The silence, in the Grey Lady’s view, is especially condemnable, coming from firms that otherwise support liberal causes. “Among those that would not say something were McDonald’s, a sponsor of International Women’s Day; PwC, a major supporter of diversity and inclusion efforts; and Coca-Cola and Delta Air Lines, which led a corporate backlash last year against a restrictive voting bill in Georgia, where they have their headquarters.”

This sort of pressure works. Your average corporate flack and his boss likely share the Times’s view of S.B. 8, and even if they don’t, they live in utter terror of what the Times has to say about their firm. In turn, the pressure exerted by corporate America on other red states can unduly influence their politics: Lawmakers in states less wealthy and economically dynamic than Texas, for example, might think twice before enacting similar legislation (or laws protecting kids from mutilating trans ideology) if the Lone Star State comes under heavy economic fire. In this way, corporate interference damages the one-man-one-vote principle; a few Silicon Valley oligarchs block the democratic influence of millions.

Does the wider GOP care? Do party leaders see how, left unchecked, C-suite wokesters will neuter the one realm of national power that still remains broadly in the conservative column, namely state legislatures and governors’ mansions?
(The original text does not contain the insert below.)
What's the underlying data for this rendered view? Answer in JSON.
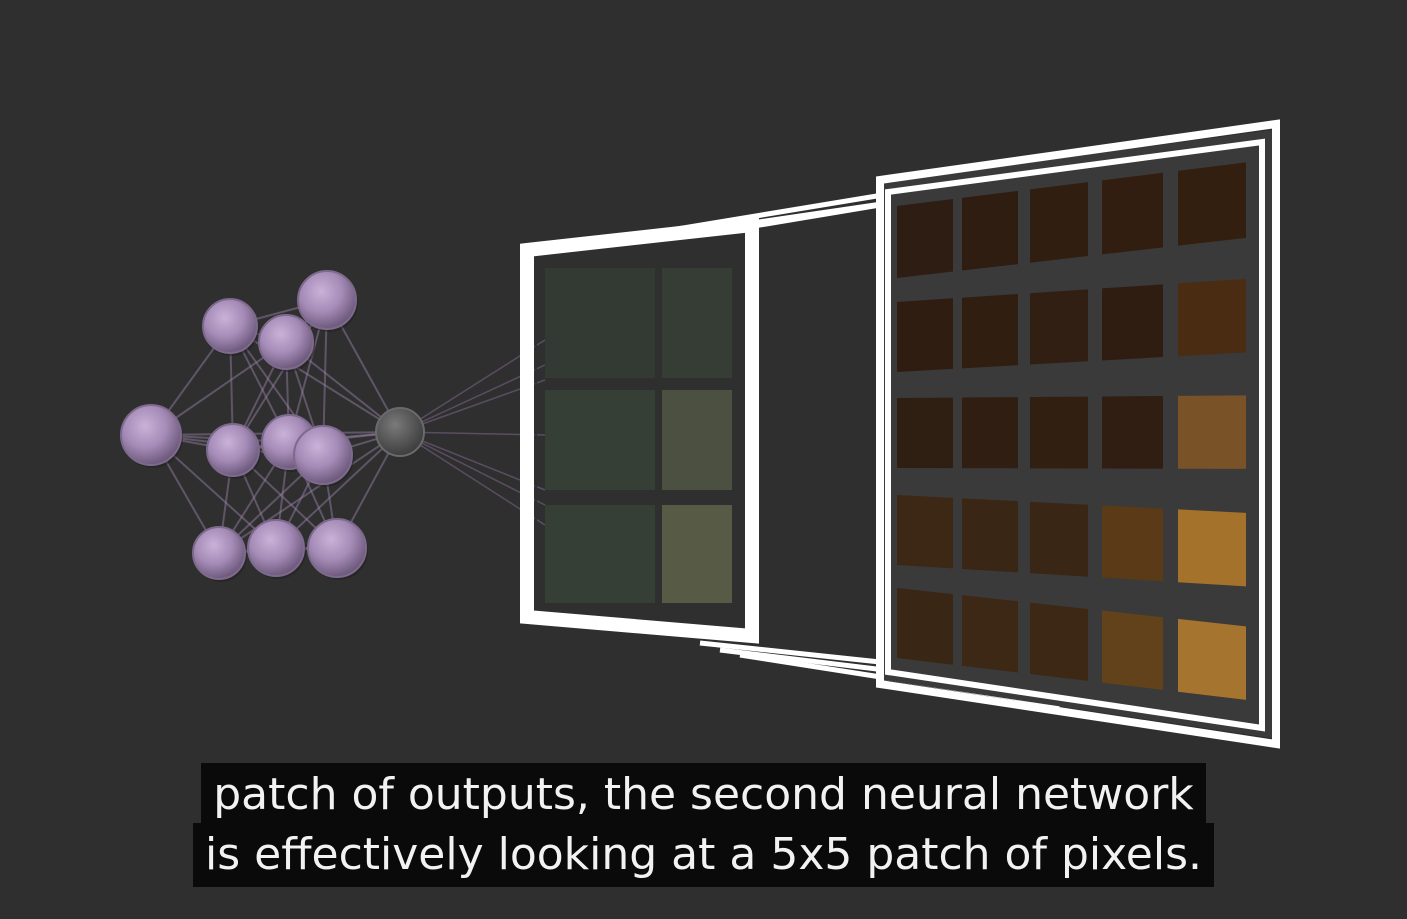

Some do. “When American citizens work to protect innocent American lives, the left and the companies threaten and try to reverse the democratic process,” Sen. Josh Hawley of Missouri told me.

But Hawley is the honorable exception. Figures like Arkansas Gov. Asa Hutchinson and South Dakota Gov. Kristi Noem have made it clear that they subscribe to the most brain-addled variety of pro-corporate libertarianism. If large employers in their respective states revile a piece of cultural legislation, that’s the end of the discussion. The likes of Mitch McConnell and Kevin McCarthy are reliable servants of corporate America, including Big Tech.

MAGA World has better instincts on these questions, but those instincts finally don’t amount to a concrete policy vision aimed at taming what used to be called “the money power” in this country. Overweening corporate power can only be confronted by a sufficiently potent countervailing power: public power. But public power has always sat uneasily with the Jacksonian streak in American national life, of which MAGA is only the latest expression.

It’s a perennial weakness of American populism going back to Jackson himself and his failure to tame the financial forces that menaced smallholders. As Richard Hofstadter reminds us in his magisterial The American Political Tradition (1948), “the Jacksonians were caught between their hostility” to the Eastern money power, as embodied in the national bank, “and their unwillingness to supplant it with adequate federal control of credit. The popular hatred of privilege and the dominant laissez-faire ideology made an unhappy combination.” Much the same could be said for MAGA’s righteous rage against Silicon Valley and other bastions of corporate power: MAGA-ites know the bitter taste of Big Tech censorship, but they did little to master the social media giants while they had the federal reins.

We shouldn’t lose hope, however. The Texas battle has the potential to rally the right against the woke overclass. Life itself is at stake, after all: the life of the preborn, the life of a democracy.